Marc Briand, who leads the scheme, said it was set up as a reaction to the building of a new supermarket in the town in 2011.

"Switching £5 of your shopping budget is as simple as buying a sandwich from the local cafe at lunch or buying your weekly fruit and veg," he said.

"Out of that people then start to think about getting their car serviced at the local garage or buying clothes from local boutiques.

"The initial idea of making sure people spend that fiver has started to tail away but we've built on that to market the town in the right way and people keep coming back."

Pop into Alison Szafranski's Market Kitchen Cafe in Stanley Street and she will point you in the right direction to buy a birthday gift or bottle of wine for a dinner party - all on the town's high street.

"It's about promoting all the businesses here, competition is healthy, but we are all about pulling together to make our businesses successful and Leek successful," she said.

'Reasonably prosperous'

Mr Briand said it was "difficult to gauge" how successful the £5 spend scheme had been.

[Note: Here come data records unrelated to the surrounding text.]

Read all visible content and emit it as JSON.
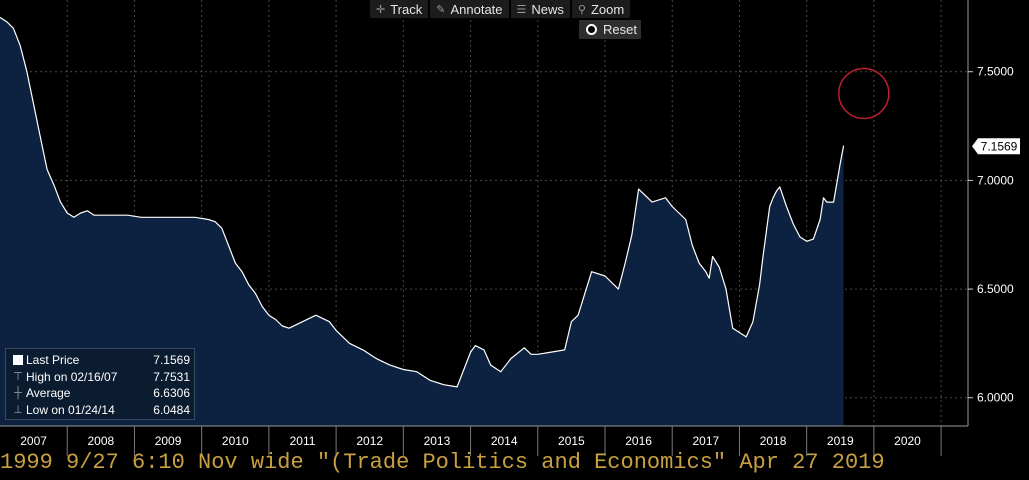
{
  "toolbar": {
    "track": {
      "label": "Track",
      "icon": "crosshair-icon"
    },
    "annotate": {
      "label": "Annotate",
      "icon": "pencil-icon"
    },
    "news": {
      "label": "News",
      "icon": "news-icon"
    },
    "zoom": {
      "label": "Zoom",
      "icon": "magnifier-icon"
    },
    "reset": {
      "label": "Reset",
      "icon": "radio-dot-icon"
    }
  },
  "legend": {
    "last_price": {
      "label": "Last Price",
      "value": "7.1569"
    },
    "high": {
      "label": "High on 02/16/07",
      "value": "7.7531"
    },
    "average": {
      "label": "Average",
      "value": "6.6306"
    },
    "low": {
      "label": "Low on 01/24/14",
      "value": "6.0484"
    }
  },
  "bottom_text": "1999 9/27 6:10 Nov wide \"(Trade Politics and Economics\" Apr 27 2019",
  "colors": {
    "background": "#000000",
    "area_fill": "#0d2240",
    "line": "#ffffff",
    "grid": "#4a4a4a",
    "highlight_circle": "#c0202a"
  },
  "chart_data": {
    "type": "area",
    "title": "",
    "xlabel": "",
    "ylabel": "",
    "x_ticks": [
      "2007",
      "2008",
      "2009",
      "2010",
      "2011",
      "2012",
      "2013",
      "2014",
      "2015",
      "2016",
      "2017",
      "2018",
      "2019",
      "2020"
    ],
    "y_ticks": [
      "6.0000",
      "6.5000",
      "7.0000",
      "7.5000"
    ],
    "ylim": [
      5.87,
      7.83
    ],
    "xlim": [
      2007.0,
      2021.4
    ],
    "last_price_label": "7.1569",
    "grid": true,
    "annotation": "red circle highlighting level near 7.4 in mid-2019",
    "series": [
      {
        "x": [
          2007.0,
          2007.1,
          2007.2,
          2007.3,
          2007.4,
          2007.5,
          2007.6,
          2007.7,
          2007.8,
          2007.9,
          2008.0,
          2008.1,
          2008.2,
          2008.3,
          2008.4,
          2008.5,
          2008.7,
          2008.9,
          2009.1,
          2009.3,
          2009.5,
          2009.7,
          2009.9,
          2010.1,
          2010.2,
          2010.3,
          2010.4,
          2010.5,
          2010.6,
          2010.7,
          2010.8,
          2010.9,
          2011.0,
          2011.1,
          2011.2,
          2011.3,
          2011.5,
          2011.7,
          2011.9,
          2012.0,
          2012.2,
          2012.4,
          2012.5,
          2012.6,
          2012.8,
          2013.0,
          2013.2,
          2013.4,
          2013.6,
          2013.8,
          2014.0,
          2014.07,
          2014.2,
          2014.3,
          2014.45,
          2014.6,
          2014.8,
          2014.9,
          2015.0,
          2015.2,
          2015.4,
          2015.5,
          2015.6,
          2015.8,
          2016.0,
          2016.2,
          2016.3,
          2016.4,
          2016.5,
          2016.7,
          2016.9,
          2017.0,
          2017.2,
          2017.3,
          2017.4,
          2017.5,
          2017.55,
          2017.6,
          2017.7,
          2017.8,
          2017.9,
          2018.0,
          2018.1,
          2018.2,
          2018.3,
          2018.35,
          2018.45,
          2018.5,
          2018.55,
          2018.6,
          2018.7,
          2018.8,
          2018.9,
          2019.0,
          2019.1,
          2019.2,
          2019.25,
          2019.3,
          2019.4,
          2019.5,
          2019.55
        ],
        "y": [
          7.75,
          7.73,
          7.7,
          7.62,
          7.5,
          7.35,
          7.2,
          7.05,
          6.98,
          6.9,
          6.85,
          6.83,
          6.85,
          6.86,
          6.84,
          6.84,
          6.84,
          6.84,
          6.83,
          6.83,
          6.83,
          6.83,
          6.83,
          6.82,
          6.81,
          6.78,
          6.7,
          6.62,
          6.58,
          6.52,
          6.48,
          6.42,
          6.38,
          6.36,
          6.33,
          6.32,
          6.35,
          6.38,
          6.35,
          6.31,
          6.25,
          6.22,
          6.2,
          6.18,
          6.15,
          6.13,
          6.12,
          6.08,
          6.06,
          6.05,
          6.21,
          6.24,
          6.22,
          6.15,
          6.12,
          6.18,
          6.23,
          6.2,
          6.2,
          6.21,
          6.22,
          6.35,
          6.38,
          6.58,
          6.56,
          6.5,
          6.62,
          6.75,
          6.96,
          6.9,
          6.92,
          6.88,
          6.82,
          6.7,
          6.62,
          6.58,
          6.55,
          6.65,
          6.6,
          6.5,
          6.32,
          6.3,
          6.28,
          6.35,
          6.52,
          6.65,
          6.88,
          6.92,
          6.95,
          6.97,
          6.88,
          6.8,
          6.74,
          6.72,
          6.73,
          6.82,
          6.92,
          6.9,
          6.9,
          7.08,
          7.16
        ]
      }
    ]
  }
}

"Traders are quite cagey about what their profits are but shopkeepers I know saw a definite upturn [in profits]," he said.

"Even taking it from a low vacancy rate...you can't say it hasn't had an effect."

Are shoppers in Leek making sure they spend £5 a week in independent shops?

Leek town centre

Ivy Harris, 72: "I try to shop in Leek once a week and will use the butchers because the meat is lovely. I don't purposely spend £5 in local shops - it's something I have always done."

Andrew Brown, 51: "It's something I did when the scheme started, making sure we budgeted to go to the grocers and bakers but it does become difficult to make the trip especially when you can go to the supermarket and get it all."

Rachel Hughes, 37: "I do sometimes use the market on a Sunday and that probably means I spend a few pounds going for lunch in the pub or having a coffee but as for making sure I spend £5 it's not something I always do."

Traders in the smaller Staffordshire town of Eccleshall started the £5 spend scheme in January.

Accountant Tim Hulse, who leads the project, said it was about uniting traders rather than revitalising the high street.

"Eccleshall has always been a reasonably prosperous area because we've got a lot of so-called destination shops; a baby boutique, a speciality wedding shop, jewellers, and those bring people in," he said.

"I think it's the case of bringing a group of people together to put the effort in to promote any sort of campaign. Some traders have reported a 10 to 20% rise in turnover since we began."

At WM Perry's butchers shop in Stafford Street there is a list of nearby farms where the shop's meat comes from and a stack of bones piled on a table outside for dog owners to take for their pets.

Owner Peter Bevan said: "I don't think you can dictate to someone how and where they spend their money but the important thing is we give them the service that keeps them coming back.

"I think that's what Eccleshall prides itself on, shopkeepers now know the customers' names and faces and know exactly what they want."

But the scheme would not suit all town centres, according to Mr Hulse.

He said: "We're a small enough town not to need a massive major brand name and I think with the unique businesses we have, proximity drives footfall.

"It will be interesting to see how Burslem does, being so close to Stoke-on-Trent city centre and what it has to offer retail-wise."

Back in Burslem, some shops are getting a fresh coat of paint ahead of the launch of the £5 scheme on 12 October.

Only time will tell if shoppers spending a weekly fiver will spark the town's revival.